Really.  It’s expected of us to have our moment of sorrow and I’m not talking a ‘moment’, I’m talking many moments that take a long time, but I mean our family and friends think we’ll ‘get through it’ and move on to life in the ‘normal’ lane.

So my ‘normal’ lane has taken longer than I expected, or actually longer than my inner circle had expected.  I didn’t have a clue how long it would take to find my lane.  A group of women I know who have gone through loss from cancer have also found their lane at different times.

Wednesday is the 6th anniversary of the death of a very dear friend.  Leukemia and its side effects took his life.  He left behind a great wife and two great kids.  Each of them has found their lane in such different ways.
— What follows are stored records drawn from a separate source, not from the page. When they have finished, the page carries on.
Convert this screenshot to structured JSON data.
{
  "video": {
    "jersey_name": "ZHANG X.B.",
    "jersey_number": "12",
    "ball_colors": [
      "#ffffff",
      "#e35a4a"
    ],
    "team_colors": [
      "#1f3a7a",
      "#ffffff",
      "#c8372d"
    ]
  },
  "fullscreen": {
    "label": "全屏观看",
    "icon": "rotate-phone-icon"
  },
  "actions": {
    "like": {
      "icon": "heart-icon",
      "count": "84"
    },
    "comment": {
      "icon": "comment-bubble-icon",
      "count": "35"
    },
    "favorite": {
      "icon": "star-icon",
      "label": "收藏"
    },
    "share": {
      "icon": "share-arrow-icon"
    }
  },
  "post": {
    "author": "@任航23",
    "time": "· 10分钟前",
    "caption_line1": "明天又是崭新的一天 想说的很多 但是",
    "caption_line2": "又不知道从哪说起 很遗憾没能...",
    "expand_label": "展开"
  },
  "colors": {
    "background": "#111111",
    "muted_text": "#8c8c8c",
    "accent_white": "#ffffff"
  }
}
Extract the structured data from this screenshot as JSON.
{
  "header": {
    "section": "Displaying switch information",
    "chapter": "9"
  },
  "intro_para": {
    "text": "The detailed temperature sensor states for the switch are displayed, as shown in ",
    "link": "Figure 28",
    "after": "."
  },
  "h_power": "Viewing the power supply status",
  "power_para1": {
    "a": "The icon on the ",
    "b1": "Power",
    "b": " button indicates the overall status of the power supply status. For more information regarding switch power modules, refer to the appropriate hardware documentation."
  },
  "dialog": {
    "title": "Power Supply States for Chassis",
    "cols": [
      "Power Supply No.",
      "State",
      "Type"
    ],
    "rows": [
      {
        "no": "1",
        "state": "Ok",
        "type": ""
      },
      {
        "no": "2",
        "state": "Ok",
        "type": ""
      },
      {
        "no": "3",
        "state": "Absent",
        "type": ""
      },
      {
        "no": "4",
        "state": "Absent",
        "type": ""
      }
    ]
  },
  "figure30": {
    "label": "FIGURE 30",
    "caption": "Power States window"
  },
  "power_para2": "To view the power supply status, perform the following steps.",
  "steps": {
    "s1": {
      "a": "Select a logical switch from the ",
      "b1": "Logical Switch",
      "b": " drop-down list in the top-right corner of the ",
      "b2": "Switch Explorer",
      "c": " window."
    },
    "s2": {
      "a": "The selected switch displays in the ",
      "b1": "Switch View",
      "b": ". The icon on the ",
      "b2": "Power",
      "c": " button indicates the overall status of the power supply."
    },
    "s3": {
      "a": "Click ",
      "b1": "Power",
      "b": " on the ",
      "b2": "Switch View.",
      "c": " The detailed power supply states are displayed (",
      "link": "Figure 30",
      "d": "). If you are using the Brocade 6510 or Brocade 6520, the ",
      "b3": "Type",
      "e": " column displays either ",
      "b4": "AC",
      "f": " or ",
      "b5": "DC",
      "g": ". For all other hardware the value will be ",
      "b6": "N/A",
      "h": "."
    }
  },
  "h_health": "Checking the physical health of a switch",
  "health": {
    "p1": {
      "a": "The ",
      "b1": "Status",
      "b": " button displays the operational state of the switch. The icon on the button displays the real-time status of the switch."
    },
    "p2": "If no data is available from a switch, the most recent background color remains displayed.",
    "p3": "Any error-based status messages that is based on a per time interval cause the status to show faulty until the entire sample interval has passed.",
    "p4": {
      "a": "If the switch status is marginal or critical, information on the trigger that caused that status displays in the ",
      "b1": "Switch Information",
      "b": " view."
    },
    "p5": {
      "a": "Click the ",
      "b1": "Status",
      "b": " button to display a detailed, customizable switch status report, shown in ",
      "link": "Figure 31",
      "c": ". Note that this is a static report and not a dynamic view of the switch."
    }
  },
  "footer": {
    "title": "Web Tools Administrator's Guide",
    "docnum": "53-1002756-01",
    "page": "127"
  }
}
The daughter carries the loss of her Dad buried  in her heart.  She and her Dad were like two peas in a pod. I think she was so deeply wounded by his death that she rarely shares her thoughts about him.  She’s used the years since his passing to grow into a beautiful young woman who is strong with opinions that only young college kids can get away with, but look closely behind that strength and you’ll see someone still bruised and needing that Dad who left too soon.  Her lane is still slightly blocked.

Her brother is just starting college this year and he’s busy spreading his wings the way some kids do when they burst onto the college scene.  He’ll ‘rock the world’ with no net beneath him, I’m pretty sure of that.  But I’m also pretty sure the memories he holds of his time with his Dad are some of the most precious and private thoughts he’ll have in his lifetime.  Very few will be allowed a peek into the chamber where these memories are held.  His lane is wide open, except for road sign marked “Dad.”

Their Mom has guided both of these kids through the hills and valleys of grief and growth these past six years and that’s no easy task.  She’s also managed to figure out her own path along the way.  She’s made a new life for herself  while at the same time has successfully merged her lane with that of her kids and a new relationship that has just started to unfold.  And if you think this has been easy, you would be wrong.

Lanes are tough to rebuild when cancer breaks-up the road that was once paved with plans.

Take your time.  There’s a lane out there for you too.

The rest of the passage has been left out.